“Ekonomik suça, ekonomik ceza” anlayışı kapitalist sistemin özünü oluşturur. (Elbette sahtekârlık, dolandırıcılık gibi hareket etmemek kaydıyla.) Bir insanın, tüccarın, müteşebbisin, tacirin her neyse, karşılıksız çek nedeniyle hapis yatması, hürriyetinden olması, sistemin özüne terstir. (Kimi görüş sahibi, karşılıksız çek vermenin, sahte para basmak anlamına geldiğini savunuyor. Aynı görüşte olmamak kaydıyla bu teorik tartışmaya girmeyeceğim.)
Hükümet doğru bir kararla, 2012 yılından itibaren hapis cezasını kaldırdı. (6273 sayılı Çek Kanunu’nda Değişiklik Yapılmasına Dair Kanun.) O günden bu güne hapis cezasının kaldırılmasının tartışması bitmedi. Bu değişikliğin çek kullanımını kolaylaştırdığına ve sahtekârlığın arttığına dair görüş (bilgi sahibi olmadan) toplumca benimsendi.
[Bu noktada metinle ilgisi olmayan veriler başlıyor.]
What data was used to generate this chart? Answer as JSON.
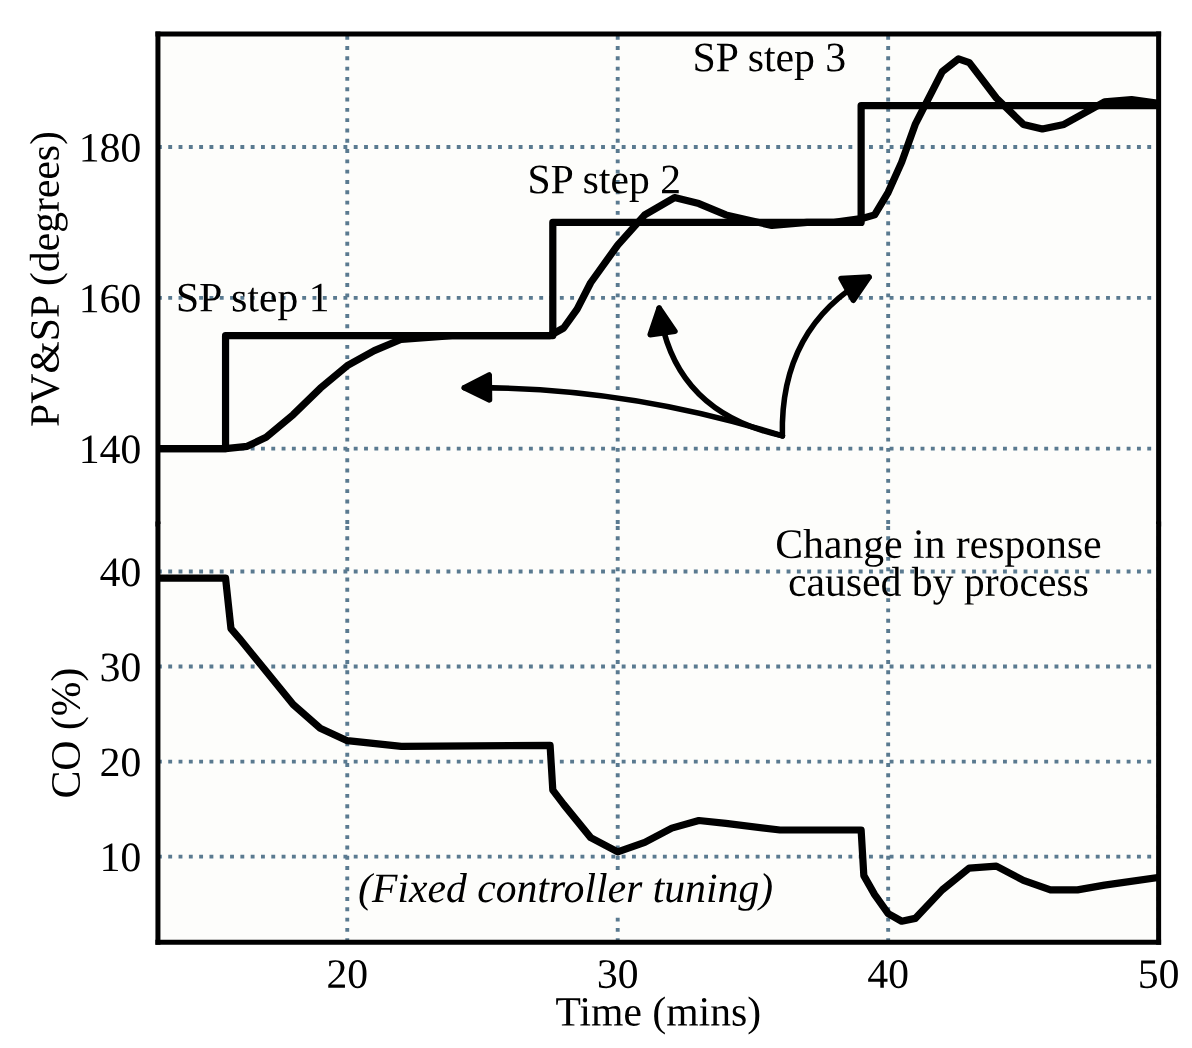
{
  "chart_data": [
    {
      "type": "line",
      "ylabel": "PV&SP (degrees)",
      "xlim": [
        13,
        50
      ],
      "xticks": [
        20,
        30,
        40
      ],
      "ylim": [
        130,
        195
      ],
      "yticks": [
        140,
        160,
        180
      ],
      "tick_labels": "y",
      "grid": true,
      "line_style": "solid",
      "series": [
        {
          "color": "#000000",
          "x": [
            13,
            15.5,
            15.5,
            27.6,
            27.6,
            39.0,
            39.0,
            50
          ],
          "values": [
            140,
            140,
            155,
            155,
            170,
            170,
            185.5,
            185.5
          ]
        },
        {
          "color": "#000000",
          "x": [
            13,
            15.5,
            16.3,
            17,
            18,
            19,
            20,
            21,
            22,
            24,
            27.5,
            28,
            28.5,
            29,
            30,
            31,
            32.1,
            33,
            34,
            35.7,
            37,
            38,
            39,
            39.5,
            40,
            40.5,
            41,
            42,
            42.6,
            43,
            44,
            45,
            45.7,
            46.5,
            47,
            48,
            49,
            50
          ],
          "values": [
            140,
            140,
            140.3,
            141.5,
            144.5,
            148,
            151,
            153,
            154.5,
            155,
            155,
            156,
            158.5,
            162,
            167,
            171,
            173.3,
            172.5,
            171,
            169.6,
            170,
            170,
            170.5,
            171,
            174,
            178,
            183,
            190,
            191.7,
            191.2,
            186.5,
            183,
            182.4,
            183,
            184,
            186,
            186.3,
            185.8
          ]
        }
      ],
      "annotations": [
        "SP step 1",
        "SP step 2",
        "SP step 3",
        "Change in response\ncaused by process"
      ]
    },
    {
      "type": "line",
      "xlabel": "Time (mins)",
      "ylabel": "CO (%)",
      "xlim": [
        13,
        50
      ],
      "xticks": [
        20,
        30,
        40,
        50
      ],
      "ylim": [
        1,
        45
      ],
      "yticks": [
        10,
        20,
        30,
        40
      ],
      "grid": true,
      "line_style": "solid",
      "series": [
        {
          "color": "#000000",
          "x": [
            13,
            15.5,
            15.7,
            16,
            17,
            18,
            19,
            20,
            22,
            27.5,
            27.6,
            28,
            29,
            30,
            31,
            32,
            33,
            34,
            36,
            39,
            39.1,
            39.5,
            40,
            40.5,
            41,
            42,
            43,
            44,
            45,
            46,
            47,
            48,
            50
          ],
          "values": [
            39.3,
            39.3,
            34,
            33,
            29.5,
            26,
            23.5,
            22.2,
            21.6,
            21.7,
            17,
            15.5,
            12,
            10.5,
            11.5,
            13,
            13.8,
            13.5,
            12.8,
            12.8,
            8,
            6,
            4,
            3.2,
            3.5,
            6.5,
            8.8,
            9,
            7.5,
            6.5,
            6.5,
            7,
            7.8
          ]
        }
      ],
      "annotations": [
        "(Fixed controller tuning)"
      ]
    }
  ]
}
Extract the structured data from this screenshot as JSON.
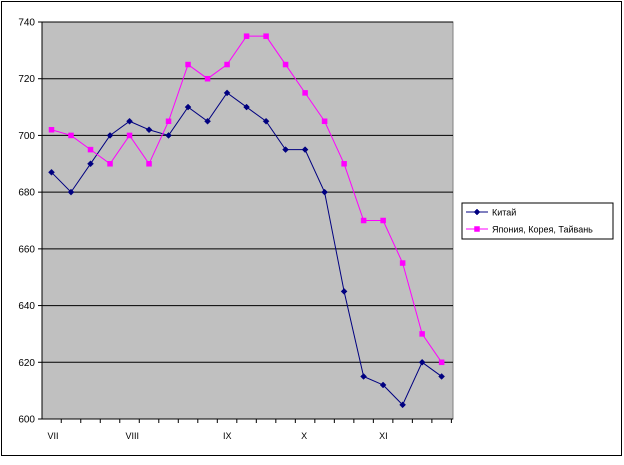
{
  "chart_data": {
    "type": "line",
    "title": "",
    "xlabel": "",
    "ylabel": "",
    "ylim": [
      600,
      740
    ],
    "y_ticks": [
      600,
      620,
      640,
      660,
      680,
      700,
      720,
      740
    ],
    "grid": "horizontal",
    "plot_background": "#c0c0c0",
    "legend_position": "right",
    "x_index": [
      1,
      2,
      3,
      4,
      5,
      6,
      7,
      8,
      9,
      10,
      11,
      12,
      13,
      14,
      15,
      16,
      17,
      18,
      19,
      20,
      21
    ],
    "x_tick_labels": [
      {
        "label": "VII",
        "at": 1
      },
      {
        "label": "VIII",
        "at": 5
      },
      {
        "label": "IX",
        "at": 10
      },
      {
        "label": "X",
        "at": 14
      },
      {
        "label": "XI",
        "at": 18
      }
    ],
    "series": [
      {
        "name": "Китай",
        "color": "#000080",
        "marker": "diamond",
        "values": [
          687,
          680,
          690,
          700,
          705,
          702,
          700,
          710,
          705,
          715,
          710,
          705,
          695,
          695,
          680,
          645,
          615,
          612,
          605,
          620,
          615
        ]
      },
      {
        "name": "Япония, Корея, Тайвань",
        "color": "#ff00ff",
        "marker": "square",
        "values": [
          702,
          700,
          695,
          690,
          700,
          690,
          705,
          725,
          720,
          725,
          735,
          735,
          725,
          715,
          705,
          690,
          670,
          670,
          655,
          630,
          620
        ]
      }
    ]
  }
}
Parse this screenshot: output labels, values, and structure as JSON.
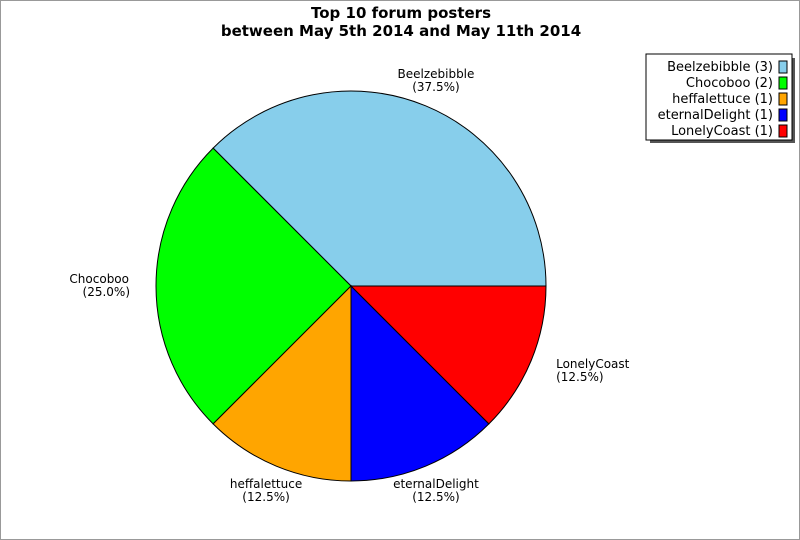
{
  "chart_data": {
    "type": "pie",
    "title": "Top 10 forum posters",
    "subtitle": "between May 5th 2014 and May 11th 2014",
    "start_angle_deg": 0,
    "direction": "counterclockwise",
    "legend_position": "top-right",
    "slices": [
      {
        "label": "Beelzebibble",
        "value": 3,
        "percent": "37.5%",
        "legend": "Beelzebibble (3)",
        "color": "#87CEEB"
      },
      {
        "label": "Chocoboo",
        "value": 2,
        "percent": "25.0%",
        "legend": "Chocoboo (2)",
        "color": "#00FF00"
      },
      {
        "label": "heffalettuce",
        "value": 1,
        "percent": "12.5%",
        "legend": "heffalettuce (1)",
        "color": "#FFA500"
      },
      {
        "label": "eternalDelight",
        "value": 1,
        "percent": "12.5%",
        "legend": "eternalDelight (1)",
        "color": "#0000FF"
      },
      {
        "label": "LonelyCoast",
        "value": 1,
        "percent": "12.5%",
        "legend": "LonelyCoast (1)",
        "color": "#FF0000"
      }
    ]
  }
}
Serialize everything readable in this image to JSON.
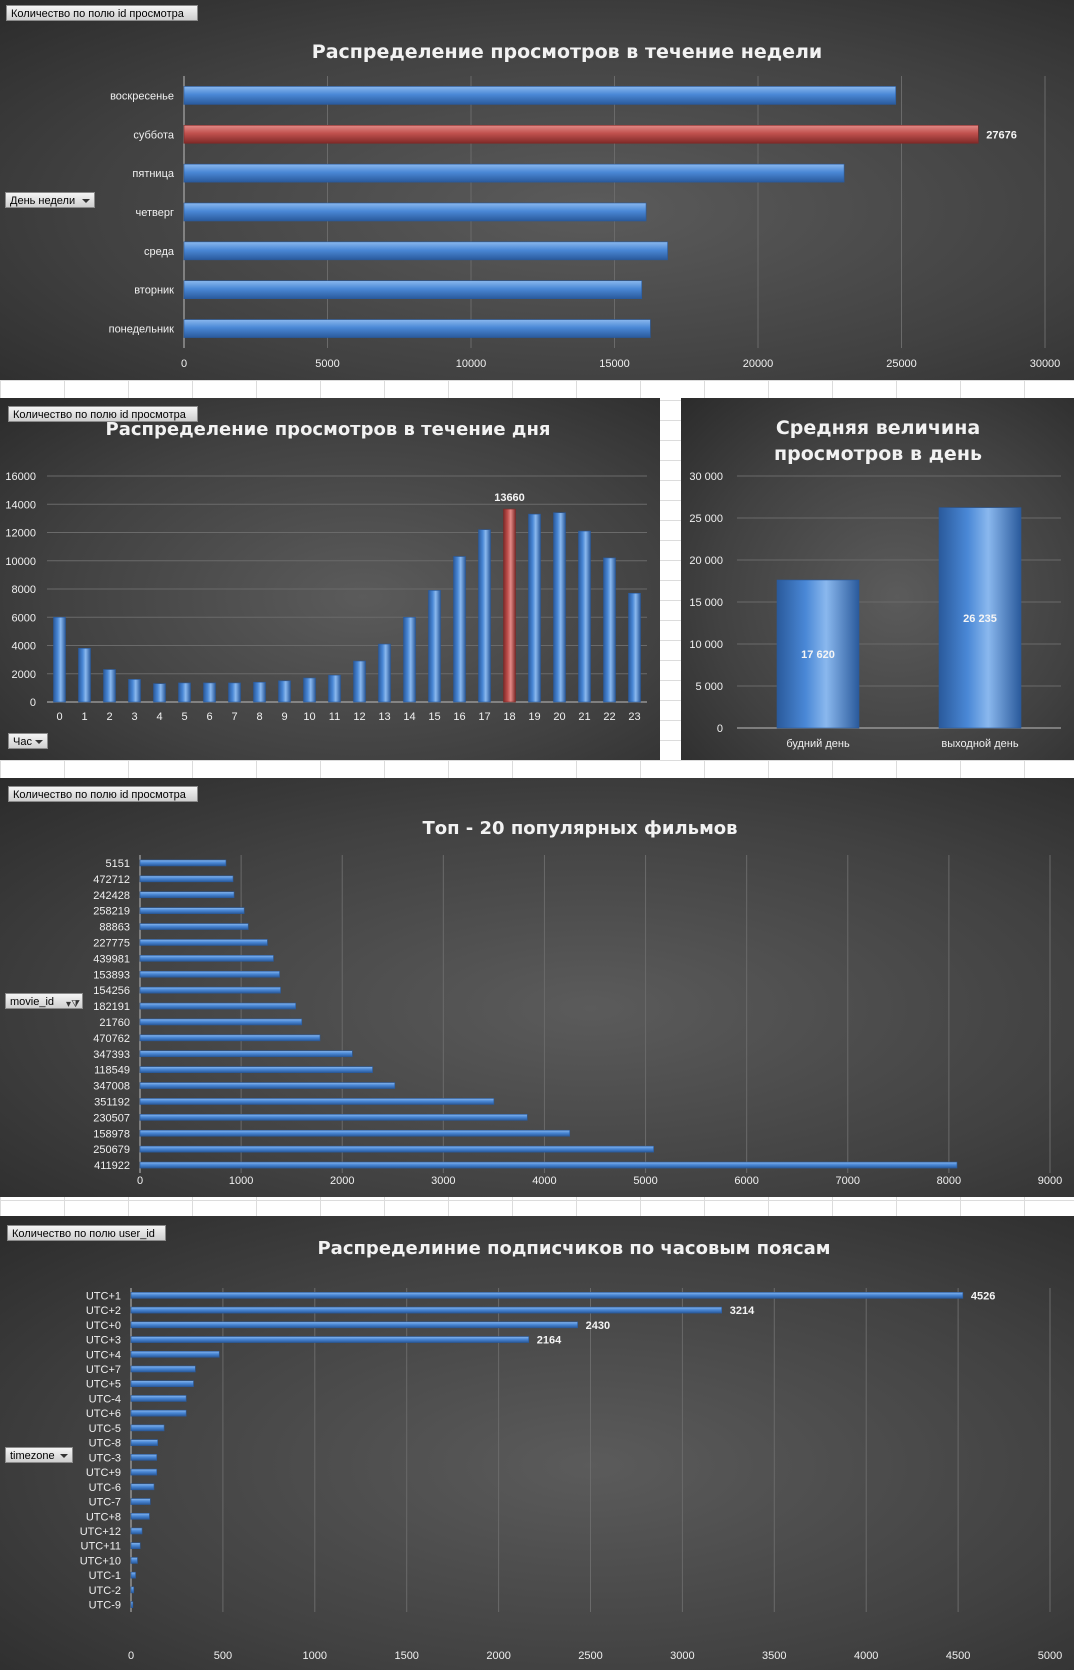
{
  "colors": {
    "bar": "#4a88d6",
    "bar_light": "#8ab8ee",
    "bar_dark": "#2a5a9c",
    "highlight": "#c0504d",
    "highlight_light": "#e28a87",
    "highlight_dark": "#7f2a28",
    "grid": "#6a6a6a"
  },
  "pivot_fields": {
    "value_views": "Количество по полю id просмотра",
    "value_users": "Количество по полю user_id",
    "weekday": "День недели",
    "hour": "Час",
    "movie": "movie_id",
    "timezone": "timezone"
  },
  "chart_data": [
    {
      "id": "week",
      "type": "bar",
      "orientation": "horizontal",
      "title": "Распределение просмотров в течение недели",
      "categories": [
        "воскресенье",
        "суббота",
        "пятница",
        "четверг",
        "среда",
        "вторник",
        "понедельник"
      ],
      "values": [
        24800,
        27676,
        23000,
        16100,
        16850,
        15950,
        16250
      ],
      "highlight_index": 1,
      "data_labels": {
        "1": "27676"
      },
      "xlim": [
        0,
        30000
      ],
      "ticks": [
        0,
        5000,
        10000,
        15000,
        20000,
        25000,
        30000
      ],
      "tick_labels": [
        "0",
        "5000",
        "10000",
        "15000",
        "20000",
        "25000",
        "30000"
      ],
      "grid": true
    },
    {
      "id": "hour",
      "type": "bar",
      "orientation": "vertical",
      "title": "Распределение просмотров в течение дня",
      "categories": [
        "0",
        "1",
        "2",
        "3",
        "4",
        "5",
        "6",
        "7",
        "8",
        "9",
        "10",
        "11",
        "12",
        "13",
        "14",
        "15",
        "16",
        "17",
        "18",
        "19",
        "20",
        "21",
        "22",
        "23"
      ],
      "values": [
        6000,
        3800,
        2300,
        1600,
        1300,
        1350,
        1350,
        1350,
        1400,
        1500,
        1700,
        1900,
        2900,
        4100,
        6000,
        7900,
        10300,
        12200,
        13660,
        13300,
        13400,
        12100,
        10200,
        7700
      ],
      "highlight_index": 18,
      "data_labels": {
        "18": "13660"
      },
      "ylim": [
        0,
        16000
      ],
      "ticks": [
        0,
        2000,
        4000,
        6000,
        8000,
        10000,
        12000,
        14000,
        16000
      ],
      "tick_labels": [
        "0",
        "2000",
        "4000",
        "6000",
        "8000",
        "10000",
        "12000",
        "14000",
        "16000"
      ],
      "grid": true
    },
    {
      "id": "avg",
      "type": "bar",
      "orientation": "vertical",
      "title_lines": [
        "Средняя величина",
        "просмотров в день"
      ],
      "categories": [
        "будний день",
        "выходной день"
      ],
      "values": [
        17620,
        26235
      ],
      "data_labels": {
        "0": "17 620",
        "1": "26 235"
      },
      "ylim": [
        0,
        30000
      ],
      "ticks": [
        0,
        5000,
        10000,
        15000,
        20000,
        25000,
        30000
      ],
      "tick_labels": [
        "0",
        "5 000",
        "10 000",
        "15 000",
        "20 000",
        "25 000",
        "30 000"
      ],
      "grid": true
    },
    {
      "id": "movies",
      "type": "bar",
      "orientation": "horizontal",
      "title": "Топ - 20 популярных фильмов",
      "categories": [
        "5151",
        "472712",
        "242428",
        "258219",
        "88863",
        "227775",
        "439981",
        "153893",
        "154256",
        "182191",
        "21760",
        "470762",
        "347393",
        "118549",
        "347008",
        "351192",
        "230507",
        "158978",
        "250679",
        "411922"
      ],
      "values": [
        850,
        920,
        930,
        1030,
        1070,
        1260,
        1320,
        1380,
        1390,
        1540,
        1600,
        1780,
        2100,
        2300,
        2520,
        3500,
        3830,
        4250,
        5080,
        8080
      ],
      "xlim": [
        0,
        9000
      ],
      "ticks": [
        0,
        1000,
        2000,
        3000,
        4000,
        5000,
        6000,
        7000,
        8000,
        9000
      ],
      "tick_labels": [
        "0",
        "1000",
        "2000",
        "3000",
        "4000",
        "5000",
        "6000",
        "7000",
        "8000",
        "9000"
      ],
      "grid": true
    },
    {
      "id": "tz",
      "type": "bar",
      "orientation": "horizontal",
      "title": "Распределиние подписчиков по часовым поясам",
      "categories": [
        "UTC+1",
        "UTC+2",
        "UTC+0",
        "UTC+3",
        "UTC+4",
        "UTC+7",
        "UTC+5",
        "UTC-4",
        "UTC+6",
        "UTC-5",
        "UTC-8",
        "UTC-3",
        "UTC+9",
        "UTC-6",
        "UTC-7",
        "UTC+8",
        "UTC+12",
        "UTC+11",
        "UTC+10",
        "UTC-1",
        "UTC-2",
        "UTC-9"
      ],
      "values": [
        4526,
        3214,
        2430,
        2164,
        480,
        350,
        340,
        300,
        300,
        180,
        145,
        140,
        140,
        125,
        105,
        100,
        60,
        50,
        35,
        25,
        15,
        10
      ],
      "data_labels": {
        "0": "4526",
        "1": "3214",
        "2": "2430",
        "3": "2164"
      },
      "xlim": [
        0,
        5000
      ],
      "ticks": [
        0,
        500,
        1000,
        1500,
        2000,
        2500,
        3000,
        3500,
        4000,
        4500,
        5000
      ],
      "tick_labels": [
        "0",
        "500",
        "1000",
        "1500",
        "2000",
        "2500",
        "3000",
        "3500",
        "4000",
        "4500",
        "5000"
      ],
      "grid": true
    }
  ]
}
Halbuki çek kullananların sicilleri artık ilgilisi tarafından görülebildiği (kredibilitesi derecelendirildiğinden) için daha önce çeki karşılıksız çıkarak siciline işlenen firma veya kişiler için hayat daha zorlaştı. Hapis cezası yok ama çeki karşılıksız çıkarak kayıtlara alınan bir kişi bir daha çek kullanamaz hale geldi.
Üstelik çeklerin karşılıksız çıkma oranı ile ekonomik faaliyetlerin düzeyi arasında yakın bir ilişki var. Ekonomik göstergeler bozulduğunda ödeme güçlüğüne girenlerin sayısı artıyor ve karşılıksız çek miktarı artıyor ya da çekle ticaret yavaşlıyor.